There’s a second part that comments on the first say is much better. Be good and you may get to see it. ;-)
I haven’t been able to watch all of it, but since I’m off for a while, I thought I’d put it and see the rest later. One thing I’m wondering about is how distinctly Wittgensteinian the conception of philosophy she articulates is. Do her descriptions fit analytic philosophy generally?
This is great! I would have thought her descriptions fit analytic philosophy in general? But I might be wrong.
Iris needs a good hairstylist.
Brian needs to stop talking and let us hear more from Iris.
Seems to me if you are a philosopher, you better balance your life with fun things that don’t involve analysis. Sometimes clarity can not be had.

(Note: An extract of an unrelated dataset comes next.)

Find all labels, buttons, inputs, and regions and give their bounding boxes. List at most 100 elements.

Monkey, thanks. I did think of her remarks about philosophy wanting to reveal, as opposed to conceal as invoking a Wittgensteinian view of philosophy as therapy. I do think a lot of contemporary philosophy rejects the Wittgensteinian idea that philosophical theorizing (esp about cognition) typically assumes an ontological systematicity where it does not exist.
Still, perhaps there is a way in which all non-fictive disciplines aim to reveal.
Lily, interesting ideas. Still, I suspect that getting her hair styled might have led to IM’s getting what I think of as the Martin Amis treatment. That is, the treatment he got when he returned to England with American-looking teeth. There were, I understand, unfavorable comments are giving into American narcissism.
The written exchange is somewhat revised over what’s said and the upshot is you get more from Murdoch, as Monkey requests. I wonder whether you ever had time, but I think it’s worth reading, and also fun. See here: http://books.google.co.uk/books/about/Existentialists_and_Mystics.html
Yes about Amis, and I’m a bit surprised to find hair a topic. But I’m very sympathetic to Lily’s: ‘if you are a philosopher, you better balance your life with fun things’.
That thought about the odd ways that philosophy and fun might interact is developed a bit in my own talk/paper/review remarks on Murdoch’s The Black Prince.